If you have a disabled or handicapped child, you worry about their future. Your mind races with question after question. Who will take care of our child if we die? How will our child be cared for? Will government benefits be adequate? What if government benefits end? Will our child obtain adequate medical attention when we are no longer around? Who will be our child’s guardian? If you do not have the answers to these questions handicap placard you should be worried. Even if you are a family with limited means you can secure the future of your child through an instrument called a Special Needs Trust. A Special Needs Trust provides the financial infrastructure that blends the public support you receive from the government with private support from the family. If you have a disabled or handicapped child, a Special Needs Trust is a necessity. Not having one guarantees an uncertain future for your child.
A Special Needs Trust gives you the ability to coordinate public benefits your child receives from the government with private resources. It is a marriage between public and private funding for your child in the event you are not longer able to provide care for your child. Careful planning for a Special Needs Trust can allow your disabled child to become and remain eligible for need-based government benefits, such as Medicaid and Supplemental Security Income, while permitting the use of personal family resources that can be used for nonbasic needs and quality of life extras (vacations, sporting events, camp, travel expenses, games/toys, entertainment, grooming supplies, uninsured medical or dental services etc).

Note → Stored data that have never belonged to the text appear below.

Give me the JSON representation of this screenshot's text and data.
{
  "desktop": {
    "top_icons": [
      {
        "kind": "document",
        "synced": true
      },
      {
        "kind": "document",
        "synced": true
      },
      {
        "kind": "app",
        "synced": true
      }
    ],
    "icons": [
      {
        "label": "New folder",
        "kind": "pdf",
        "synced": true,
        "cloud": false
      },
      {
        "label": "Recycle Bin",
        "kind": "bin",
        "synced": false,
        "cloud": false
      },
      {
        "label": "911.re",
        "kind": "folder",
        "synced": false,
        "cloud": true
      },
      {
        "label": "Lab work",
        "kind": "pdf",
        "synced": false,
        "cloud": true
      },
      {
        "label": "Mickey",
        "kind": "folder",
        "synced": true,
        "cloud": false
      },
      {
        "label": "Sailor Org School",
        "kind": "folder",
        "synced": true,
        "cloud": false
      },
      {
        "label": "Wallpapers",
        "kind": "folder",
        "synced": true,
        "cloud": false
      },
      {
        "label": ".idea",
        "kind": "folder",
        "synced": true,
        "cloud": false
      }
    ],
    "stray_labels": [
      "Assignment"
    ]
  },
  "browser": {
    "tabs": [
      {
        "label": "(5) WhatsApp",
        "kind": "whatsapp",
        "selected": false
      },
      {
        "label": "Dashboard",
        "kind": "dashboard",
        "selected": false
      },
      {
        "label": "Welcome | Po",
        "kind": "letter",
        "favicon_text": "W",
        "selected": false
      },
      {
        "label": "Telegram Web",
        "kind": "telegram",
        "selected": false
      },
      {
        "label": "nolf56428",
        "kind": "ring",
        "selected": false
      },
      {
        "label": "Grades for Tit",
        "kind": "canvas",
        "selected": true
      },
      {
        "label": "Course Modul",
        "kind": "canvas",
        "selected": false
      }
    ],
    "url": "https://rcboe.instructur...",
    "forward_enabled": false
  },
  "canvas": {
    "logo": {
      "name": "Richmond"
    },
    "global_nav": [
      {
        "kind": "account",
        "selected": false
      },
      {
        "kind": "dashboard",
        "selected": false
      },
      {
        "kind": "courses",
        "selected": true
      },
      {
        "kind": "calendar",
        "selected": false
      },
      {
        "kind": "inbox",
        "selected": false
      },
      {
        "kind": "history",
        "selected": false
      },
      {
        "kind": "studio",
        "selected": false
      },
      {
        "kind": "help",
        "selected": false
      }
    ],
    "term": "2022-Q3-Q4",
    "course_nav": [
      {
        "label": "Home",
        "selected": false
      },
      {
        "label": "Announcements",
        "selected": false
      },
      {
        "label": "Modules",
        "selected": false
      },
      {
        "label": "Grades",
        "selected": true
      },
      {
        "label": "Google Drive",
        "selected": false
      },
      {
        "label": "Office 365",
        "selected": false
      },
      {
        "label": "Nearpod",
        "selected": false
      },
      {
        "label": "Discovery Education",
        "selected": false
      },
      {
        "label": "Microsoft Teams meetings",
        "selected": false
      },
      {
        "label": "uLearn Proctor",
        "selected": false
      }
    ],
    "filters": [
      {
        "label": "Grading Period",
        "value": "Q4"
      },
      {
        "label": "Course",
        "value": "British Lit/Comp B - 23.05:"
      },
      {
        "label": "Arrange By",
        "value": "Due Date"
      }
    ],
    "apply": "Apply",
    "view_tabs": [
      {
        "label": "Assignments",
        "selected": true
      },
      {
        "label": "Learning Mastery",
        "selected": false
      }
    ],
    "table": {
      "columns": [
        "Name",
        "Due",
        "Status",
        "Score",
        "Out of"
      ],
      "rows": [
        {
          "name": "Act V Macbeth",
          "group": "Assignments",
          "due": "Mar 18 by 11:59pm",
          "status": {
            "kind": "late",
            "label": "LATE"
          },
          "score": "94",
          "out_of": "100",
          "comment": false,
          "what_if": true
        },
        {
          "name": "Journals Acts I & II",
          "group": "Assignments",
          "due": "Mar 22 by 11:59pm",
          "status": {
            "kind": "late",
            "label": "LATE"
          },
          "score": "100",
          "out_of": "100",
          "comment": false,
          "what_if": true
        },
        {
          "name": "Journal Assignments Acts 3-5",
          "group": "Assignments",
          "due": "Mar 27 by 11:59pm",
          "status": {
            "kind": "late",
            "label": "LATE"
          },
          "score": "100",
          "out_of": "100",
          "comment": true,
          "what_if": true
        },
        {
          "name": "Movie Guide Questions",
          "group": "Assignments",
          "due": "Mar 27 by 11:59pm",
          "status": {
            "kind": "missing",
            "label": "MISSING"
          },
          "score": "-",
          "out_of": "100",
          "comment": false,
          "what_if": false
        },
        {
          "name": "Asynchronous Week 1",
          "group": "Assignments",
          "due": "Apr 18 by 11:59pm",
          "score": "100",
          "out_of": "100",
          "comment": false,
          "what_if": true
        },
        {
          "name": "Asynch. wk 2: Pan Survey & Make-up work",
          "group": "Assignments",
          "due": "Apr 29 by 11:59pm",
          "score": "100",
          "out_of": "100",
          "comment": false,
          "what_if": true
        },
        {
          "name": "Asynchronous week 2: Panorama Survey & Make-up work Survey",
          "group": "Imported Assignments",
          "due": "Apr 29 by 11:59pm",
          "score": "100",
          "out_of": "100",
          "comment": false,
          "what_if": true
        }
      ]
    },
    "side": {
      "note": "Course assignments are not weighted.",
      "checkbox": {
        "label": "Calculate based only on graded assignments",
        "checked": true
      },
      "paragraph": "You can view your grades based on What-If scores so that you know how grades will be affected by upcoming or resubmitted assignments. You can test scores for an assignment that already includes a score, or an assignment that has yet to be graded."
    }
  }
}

General Support Special Needs Trust – This type of Special Needs Trust is designed to serve as the primary source of benefits for your child. It is suited for families with the financial means to provide the best care money can buy. Such a trust does not rely on public support for any part of their child’s welfare. It may be funded through a will, ongoing lifetime gifts or life insurance.
Supplemental Care Special Needs Trust – This is the most common type of Special Needs Trust. It is designed to maximize the use of public funds to provide for the basic needs of their child. Public support is the primary or sole source of benefits for your child, with this type of trust. It is designed to allow your child to become and remain eligible for government benefits. Families with limited financial resources are the ideal candidates for this type of trust. It may be funded through a will, ongoing lifetime gifts or life insurance. Many Supplemental Care Special Needs Trusts are funded primarily by “second-to-die” life insurance policies, which covers both parents, and pays out upon the death of the second parent.
In order to qualify for Supplemental Security Income Benefits (“SSI”), your disabled child cannot hold more than $2,000 in assets (excluding a car and a home). SSI benefits average about $400 per month and this money must be spent on basic needs (food, clothing and shelter expenses). Eligibility for SSI also qualifies your child for food stamps and Medicaid. Furthermore, Medicaid eligibility also qualifies your child for many local community services, as well. The Special Needs Trust provides for the needs of your disabled child without disqualifying him or her from receiving SSI and Medicaid.
The trust document requires that you designate a trustee to oversee the trust. This trustee may be a family member, a financial institution, a financial advisor, a committee or a family friend. This document must clearly set forth that the trust funds may not be used on basic needs (food, clothing or shelter). Violating this directive means the potential loss of government benefits.